4.9.3. Determination of Antioxidant Activity of Liposomally Entrapped EP in Gels
The antioxidant activity of the liposomally entrapped EP was evaluated using the DPPH (2,2-diphenyl-1-picrylhydrazyl) free radical scavenging assay. Approximately 1 g of each gel formulation containing liposomal EP was mixed with 10 mL of ethanol in order to extract the active compounds from the liposomal matrix. The mixtures were vigorously vortexed for 5 min, followed by sonication for 20 min to enhance extraction efficiency. After extraction, the samples were filtered twice to obtain a clear solution. An aliquot of 0.6 mL from the filtered extract was then added to 2.4 mL of a freshly prepared 0.025 g/L DPPH solution in ethanol. The resulting mixture was incubated in the dark at room temperature for 30 min to allow the reaction to occur. The decrease in absorbance at 517 nm was measured using a UV–Vis spectrophotometer (Jasco V-630, Portland, OR, USA). The antioxidant activity was expressed as percentage inhibition of the DPPH radical (%Inhibition, Mean ± SD), as well as in Trolox equivalents (mM/g ± SD), based on a Trolox calibration curve (y = 51.705x + 1.670; R2 = 0.9985). This method was used to confirm that the antioxidant activity of EP was preserved after encapsulation in liposomes and incorporation into the gel formulation.

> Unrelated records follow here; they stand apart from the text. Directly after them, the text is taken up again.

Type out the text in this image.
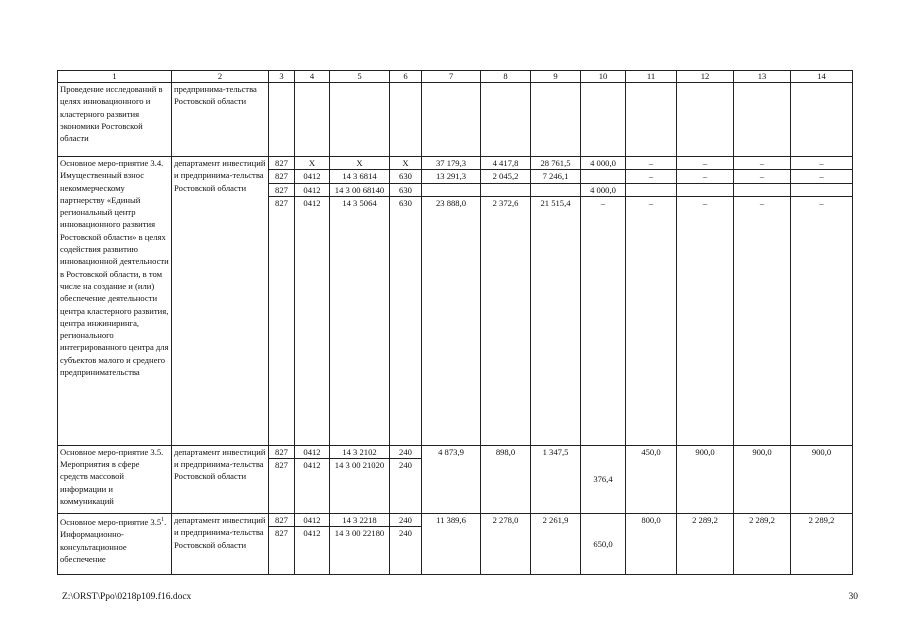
1	2	3	4	5	6	7	8	9	10	11	12	13	14
Проведение исследований в целях инновационного и кластерного развития экономики Ростовской области	предпринима-тельства Ростовской области												
Основное меро-приятие 3.4. Имущественный взнос некоммерческому партнерству «Единый региональный центр инновационного развития Ростовской области» в целях содействия развитию инновационной деятельности в Ростовской области, в том числе на создание и (или) обеспечение деятельности центра кластерного развития, центра инжиниринга, регионального интегрированного центра для субъектов малого и среднего предпринимательства	департамент инвестиций и предпринима-тельства Ростовской области	827	X	X	X	37 179,3	4 417,8	28 761,5	4 000,0	–	–	–	–
		827	0412	14 3 6814	630	13 291,3	2 045,2	7 246,1		–	–	–	–
		827	0412	14 3 00 68140	630				4 000,0				
		827	0412	14 3 5064	630	23 888,0	2 372,6	21 515,4	–	–	–	–	–
Основное меро-приятие 3.5. Мероприятия в сфере средств массовой информации и коммуникаций	департамент инвестиций и предпринима-тельства Ростовской области	827	0412	14 3 2102	240	4 873,9	898,0	1 347,5	376,4	450,0	900,0	900,0	900,0
		827	0412	14 3 00 21020	240								
Основное меро-приятие $3.5^1$. Информационно-консультационное обеспечение	департамент инвестиций и предпринима-тельства Ростовской области	827	0412	14 3 2218	240	11 389,6	2 278,0	2 261,9	650,0	800,0	2 289,2	2 289,2	2 289,2
		827	0412	14 3 00 22180	240								
Z:\ORST\Ppo\0218p109.f16.docx	30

4.10. In Vitro Evaluation of Polyphenol Release from Lipid Nanosystems-Loaded Dermatocosmetic Gel
The release behavior of polyphenols from the dermatocosmetic gel containing liposome loaded with E. purpurea was studied using a Franz diffusion cell apparatus. 0.5 g of gel was placed in the donor compartment, while the receptor compartment was filled with 100 mL of phosphate-buffered saline (PBS, 0.1 M, pH 7.4) to mimic physiological conditions. The system was maintained at 32 °C to simulate skin temperature, with continuous stirring at 100 rpm to ensure uniform mixing in the receptor phase.

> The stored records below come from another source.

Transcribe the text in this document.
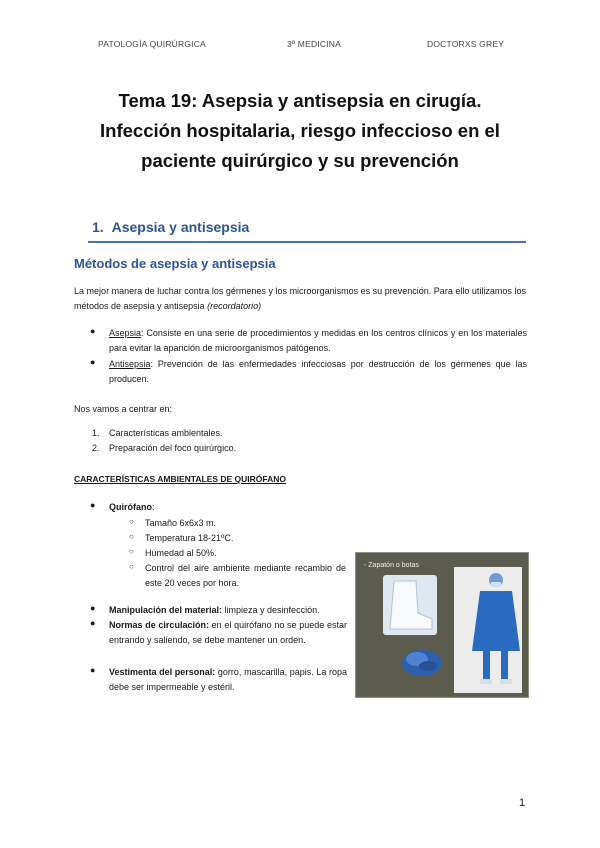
PATOLOGÍA QUIRÚRGICA	3º MEDICINA	DOCTORXS GREY
Tema 19: Asepsia y antisepsia en cirugía.
Infección hospitalaria, riesgo infeccioso en el
paciente quirúrgico y su prevención
1. Asepsia y antisepsia
Métodos de asepsia y antisepsia
La mejor manera de luchar contra los gérmenes y los microorganismos es su prevención. Para ello utilizamos los métodos de asepsia y antisepsia (recordatorio)
● Asepsia: Consiste en una serie de procedimientos y medidas en los centros clínicos y en los materiales para evitar la aparición de microorganismos patógenos.
● Antisepsia: Prevención de las enfermedades infecciosas por destrucción de los gérmenes que las producen.
Nos vamos a centrar en:
1. Características ambientales.
2. Preparación del foco quirúrgico.
CARACTERÍSTICAS AMBIENTALES DE QUIRÓFANO
● Quirófano:
○ Tamaño 6x6x3 m.
○ Temperatura 18-21ºC.
○ Humedad al 50%.
○ Control del aire ambiente mediante recambio de este 20 veces por hora.
● Manipulación del material: limpieza y desinfección.
● Normas de circulación: en el quirófano no se puede estar entrando y saliendo, se debe mantener un orden.
● Vestimenta del personal: gorro, mascarilla, papis. La ropa debe ser impermeable y estéril.
- Zapatón o botas
1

Samples of 1 mL were withdrawn from the receptor medium at predetermined intervals—5, 15, 30, 45, 60 min and 2, 3, 4, 5, 6, 24, 48, and 72 h—and immediately replaced with fresh PBS to maintain sink conditions. Polyphenol concentrations in each sample were measured using UV–Vis spectrophotometry. This approach enabled tracking the cumulative release of polyphenols over time, providing insight into the sustained release potential of the liposome gel compared to the gel containing free extract.

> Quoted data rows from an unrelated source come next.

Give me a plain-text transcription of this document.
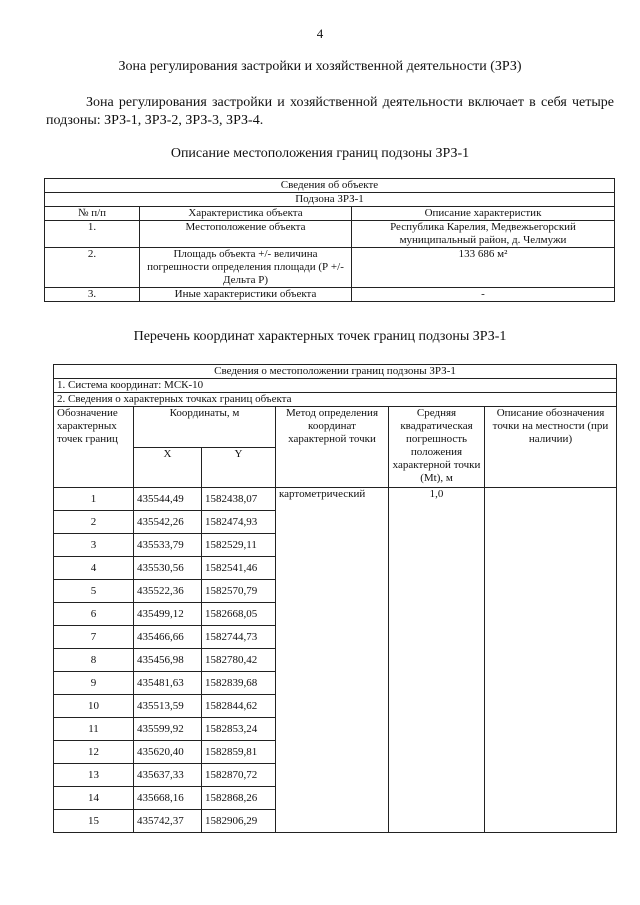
4
Зона регулирования застройки и хозяйственной деятельности (ЗРЗ)
Зона регулирования застройки и хозяйственной деятельности включает в себя четыре подзоны: ЗРЗ-1, ЗРЗ-2, ЗРЗ-3, ЗРЗ-4.
Описание местоположения границ подзоны ЗРЗ-1
Сведения об объекте		
Подзона ЗРЗ-1		
№ п/п	Характеристика объекта	Описание характеристик
1.	Местоположение объекта	Республика Карелия, Медвежьегорский муниципальный район, д. Челмужи
2.	Площадь объекта +/- величина погрешности определения площади (Р +/- Дельта Р)	133 686 м²
3.	Иные характеристики объекта	-
Перечень координат характерных точек границ подзоны ЗРЗ-1
Сведения о местоположении границ подзоны ЗРЗ-1					
1. Система координат: МСК-10					
2. Сведения о характерных точках границ объекта					
Обозначение характерных точек границ	Координаты, м		Метод определения координат характерной точки	Средняя квадратическая погрешность положения характерной точки (Mt), м	Описание обозначения точки на местности (при наличии)
	X	Y			
1	435544,49	1582438,07	картометрический	1,0	
2	435542,26	1582474,93			
3	435533,79	1582529,11			
4	435530,56	1582541,46			
5	435522,36	1582570,79			
6	435499,12	1582668,05			
7	435466,66	1582744,73			
8	435456,98	1582780,42			
9	435481,63	1582839,68			
10	435513,59	1582844,62			
11	435599,92	1582853,24			
12	435620,40	1582859,81			
13	435637,33	1582870,72			
14	435668,16	1582868,26			
15	435742,37	1582906,29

4.11. Statistical Analysis
All experiments were performed in triplicate, and results are presented as mean ± standard deviation (SD). Data were analyzed using one-way ANOVA. For the release experiments, pair-wise two-tailed t-tests were used to compare the difference between formulations. Differences were considered statistically significant at p < 0.05.